1

219 29 2
                                    

Brooklyn

Dzisiaj jest wieczór panieński mojej koleżanki, na który zostałam zaproszona w ostatniej chwili. A ja naprawdę nie chcę tam iść. Nie lubię jej przyjaciółek, a z nią też nie mam za wiele wspólnego, ale niestety wypada, bo to jest siostra mojego chłopaka, z którym aktualnie mieszkam. Jeśli nie pójdę to się nasłucham i to dość ostro, więc dla świętego spokoju to zrobię, chociaż wolałabym zostać w domu i może trochę popisać nową powieść. Dziś w pracy dostałam w kość, a pisanie jest dla mnie świetną odskocznią.

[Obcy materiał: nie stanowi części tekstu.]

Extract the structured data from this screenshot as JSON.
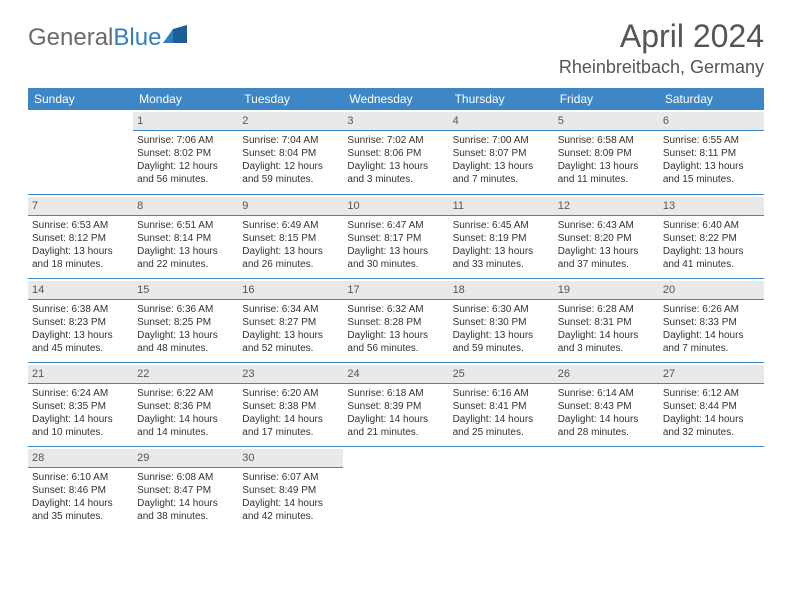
{
  "brand": {
    "part1": "General",
    "part2": "Blue"
  },
  "title": "April 2024",
  "location": "Rheinbreitbach, Germany",
  "colors": {
    "header_bg": "#3d87c7",
    "header_text": "#ffffff",
    "daynum_bg": "#e9e9e9",
    "rule": "#3d87c7",
    "text": "#333333",
    "title_text": "#555555",
    "brand_gray": "#6a6a6a",
    "brand_blue": "#2f7fc1",
    "page_bg": "#ffffff"
  },
  "weekdays": [
    "Sunday",
    "Monday",
    "Tuesday",
    "Wednesday",
    "Thursday",
    "Friday",
    "Saturday"
  ],
  "weeks": [
    [
      {
        "n": "",
        "lines": [
          "",
          "",
          "",
          ""
        ]
      },
      {
        "n": "1",
        "lines": [
          "Sunrise: 7:06 AM",
          "Sunset: 8:02 PM",
          "Daylight: 12 hours",
          "and 56 minutes."
        ]
      },
      {
        "n": "2",
        "lines": [
          "Sunrise: 7:04 AM",
          "Sunset: 8:04 PM",
          "Daylight: 12 hours",
          "and 59 minutes."
        ]
      },
      {
        "n": "3",
        "lines": [
          "Sunrise: 7:02 AM",
          "Sunset: 8:06 PM",
          "Daylight: 13 hours",
          "and 3 minutes."
        ]
      },
      {
        "n": "4",
        "lines": [
          "Sunrise: 7:00 AM",
          "Sunset: 8:07 PM",
          "Daylight: 13 hours",
          "and 7 minutes."
        ]
      },
      {
        "n": "5",
        "lines": [
          "Sunrise: 6:58 AM",
          "Sunset: 8:09 PM",
          "Daylight: 13 hours",
          "and 11 minutes."
        ]
      },
      {
        "n": "6",
        "lines": [
          "Sunrise: 6:55 AM",
          "Sunset: 8:11 PM",
          "Daylight: 13 hours",
          "and 15 minutes."
        ]
      }
    ],
    [
      {
        "n": "7",
        "lines": [
          "Sunrise: 6:53 AM",
          "Sunset: 8:12 PM",
          "Daylight: 13 hours",
          "and 18 minutes."
        ]
      },
      {
        "n": "8",
        "lines": [
          "Sunrise: 6:51 AM",
          "Sunset: 8:14 PM",
          "Daylight: 13 hours",
          "and 22 minutes."
        ]
      },
      {
        "n": "9",
        "lines": [
          "Sunrise: 6:49 AM",
          "Sunset: 8:15 PM",
          "Daylight: 13 hours",
          "and 26 minutes."
        ]
      },
      {
        "n": "10",
        "lines": [
          "Sunrise: 6:47 AM",
          "Sunset: 8:17 PM",
          "Daylight: 13 hours",
          "and 30 minutes."
        ]
      },
      {
        "n": "11",
        "lines": [
          "Sunrise: 6:45 AM",
          "Sunset: 8:19 PM",
          "Daylight: 13 hours",
          "and 33 minutes."
        ]
      },
      {
        "n": "12",
        "lines": [
          "Sunrise: 6:43 AM",
          "Sunset: 8:20 PM",
          "Daylight: 13 hours",
          "and 37 minutes."
        ]
      },
      {
        "n": "13",
        "lines": [
          "Sunrise: 6:40 AM",
          "Sunset: 8:22 PM",
          "Daylight: 13 hours",
          "and 41 minutes."
        ]
      }
    ],
    [
      {
        "n": "14",
        "lines": [
          "Sunrise: 6:38 AM",
          "Sunset: 8:23 PM",
          "Daylight: 13 hours",
          "and 45 minutes."
        ]
      },
      {
        "n": "15",
        "lines": [
          "Sunrise: 6:36 AM",
          "Sunset: 8:25 PM",
          "Daylight: 13 hours",
          "and 48 minutes."
        ]
      },
      {
        "n": "16",
        "lines": [
          "Sunrise: 6:34 AM",
          "Sunset: 8:27 PM",
          "Daylight: 13 hours",
          "and 52 minutes."
        ]
      },
      {
        "n": "17",
        "lines": [
          "Sunrise: 6:32 AM",
          "Sunset: 8:28 PM",
          "Daylight: 13 hours",
          "and 56 minutes."
        ]
      },
      {
        "n": "18",
        "lines": [
          "Sunrise: 6:30 AM",
          "Sunset: 8:30 PM",
          "Daylight: 13 hours",
          "and 59 minutes."
        ]
      },
      {
        "n": "19",
        "lines": [
          "Sunrise: 6:28 AM",
          "Sunset: 8:31 PM",
          "Daylight: 14 hours",
          "and 3 minutes."
        ]
      },
      {
        "n": "20",
        "lines": [
          "Sunrise: 6:26 AM",
          "Sunset: 8:33 PM",
          "Daylight: 14 hours",
          "and 7 minutes."
        ]
      }
    ],
    [
      {
        "n": "21",
        "lines": [
          "Sunrise: 6:24 AM",
          "Sunset: 8:35 PM",
          "Daylight: 14 hours",
          "and 10 minutes."
        ]
      },
      {
        "n": "22",
        "lines": [
          "Sunrise: 6:22 AM",
          "Sunset: 8:36 PM",
          "Daylight: 14 hours",
          "and 14 minutes."
        ]
      },
      {
        "n": "23",
        "lines": [
          "Sunrise: 6:20 AM",
          "Sunset: 8:38 PM",
          "Daylight: 14 hours",
          "and 17 minutes."
        ]
      },
      {
        "n": "24",
        "lines": [
          "Sunrise: 6:18 AM",
          "Sunset: 8:39 PM",
          "Daylight: 14 hours",
          "and 21 minutes."
        ]
      },
      {
        "n": "25",
        "lines": [
          "Sunrise: 6:16 AM",
          "Sunset: 8:41 PM",
          "Daylight: 14 hours",
          "and 25 minutes."
        ]
      },
      {
        "n": "26",
        "lines": [
          "Sunrise: 6:14 AM",
          "Sunset: 8:43 PM",
          "Daylight: 14 hours",
          "and 28 minutes."
        ]
      },
      {
        "n": "27",
        "lines": [
          "Sunrise: 6:12 AM",
          "Sunset: 8:44 PM",
          "Daylight: 14 hours",
          "and 32 minutes."
        ]
      }
    ],
    [
      {
        "n": "28",
        "lines": [
          "Sunrise: 6:10 AM",
          "Sunset: 8:46 PM",
          "Daylight: 14 hours",
          "and 35 minutes."
        ]
      },
      {
        "n": "29",
        "lines": [
          "Sunrise: 6:08 AM",
          "Sunset: 8:47 PM",
          "Daylight: 14 hours",
          "and 38 minutes."
        ]
      },
      {
        "n": "30",
        "lines": [
          "Sunrise: 6:07 AM",
          "Sunset: 8:49 PM",
          "Daylight: 14 hours",
          "and 42 minutes."
        ]
      },
      {
        "n": "",
        "lines": [
          "",
          "",
          "",
          ""
        ]
      },
      {
        "n": "",
        "lines": [
          "",
          "",
          "",
          ""
        ]
      },
      {
        "n": "",
        "lines": [
          "",
          "",
          "",
          ""
        ]
      },
      {
        "n": "",
        "lines": [
          "",
          "",
          "",
          ""
        ]
      }
    ]
  ]
}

Dominique powiedziała, że to jest jakiś klub nieco bardziej na poziomie i nie wypada iść tam ubrana tak, jak chciałam się ubrać. Szlag. Planowałam założyć krótkie dżinsowe szorty i zwykły koronkowy top, ale skoro to nie przejdzie, to muszę wymyślić coś innego. Każą mi założyć sukienkę, a ja jestem ciężko chora, jak mam iść do klubu w sukience. To jest kompletnie nieporęczne i niepraktyczne. Nosząc spodnie, zawsze mogę schować do kieszeni telefon i klucze, bez potrzeby noszenia torebki, a tak... Będę musiała się męczyć. Dobra, szybki makijaż, rzęsy tuszem, brwi delikatnie żelem, lekkie konturowanie. Prostuję też swoje długi włosy, żeby wyglądały na jeszcze dłuższe.

Gdy jestem już gotowa jadę po dziewczyny, bo ode mnie jest najbliżej, więc zgarniam je i ode mnie jedziemy uberem. Tak jest najprościej. Chociaż można by na spokojnie zrobić sobie spacer, ale znając życie, one będą odstawione w szpilki i króciutkie mini.

Gdy je odbieram okazuje się, że ani trochę się nie pomyliłam. Wszystkie są ubrane cholernie wyzywająco, a ja ze swoją sukienką do kolan czuję się przy nich jak zakonnica, ale przynajmniej czuję się w tym w miarę komfortowo.

– Pięknie wyglądacie – mówię do nich, chociaż nie do końca tak uważam.

Sądzę, że trochę więcej ciała powinno zostać ukryte, ale jeśli tak się dobrze czują, to nie mnie to oceniać.

– Tak chcesz iść na imprezę? – pyta mnie Dominique, gdy wysiadamy z mojego auta.

Przewracam oczami. Tak, zamierzam tak iść, dlatego się w to ubrałam. Nie muszę wyglądać jak dziwka. Mam chłopaka i idę na imprezę po to, aby się dobrze bawić, a nie, żeby podrywać innych. Nie chcę, aby z daleka krzyczała ode mnie desperacja, czy coś w tym stylu.

– A co złego jest w moim ubiorze? – pytam, gdy idziemy jeszcze na chwilę do naszego mieszkania.

– Nic, nic, po prostu myślałam, że ubierzesz się nieco...

– Bardziej jak wy? – Dom kiwa głową, a ja dodaję – Dobrze wiesz, że nie czuję się dobrze w takich ciuchach. Idę albo tak, albo w ogóle.

– Dobra, przepraszam. Masz rację, idź ubrana w to, w czym się dobrze czujesz.

Oddycham z ulgą, gdy tak szybko odpuszcza. Zamawiamy ubera, w trakcie czekania wypijamy jeszcze butelkę wina, którą dziewczyny wzięły ze sobą. Gdy samochód po nas podjeżdża czuję się już nieco wstawiona. To będzie dobra impreza. W aucie dokańczamy butelkę.

Wchodzimy do klubu, wejściem dla Vipów, nie wiem dlaczego, ale niech będzie. Przynajmniej nie musimy stać w kolejce. Mi to odpowiada. Dziewczyny budzą spore zainteresowanie mężczyzn, a im to zdecydowanie odpowiada. Wcale się nie dziwię, że patrzą, skoro aż tyle pokazują.

Zajmujemy nasze miejsce w loży, od razu dostajemy butelkę wódki i red bulle. Chyba było to już wcześniej zamówione. Nie mam pojęcia. Wiem natomiast, że muszę się napić i chcę spadać na parkiet, bo leci właśnie kawałek, do którego uwielbiam tańczyć. Przechylam kieliszek i próbuję je zaciągnąć ze sobą, ale nie chcą iść, więc zmierzam tam sama. To nie pierwszy raz, kiedy będę sama na parkiecie, bez znajomych, więc nie robi mi to większej różnicy.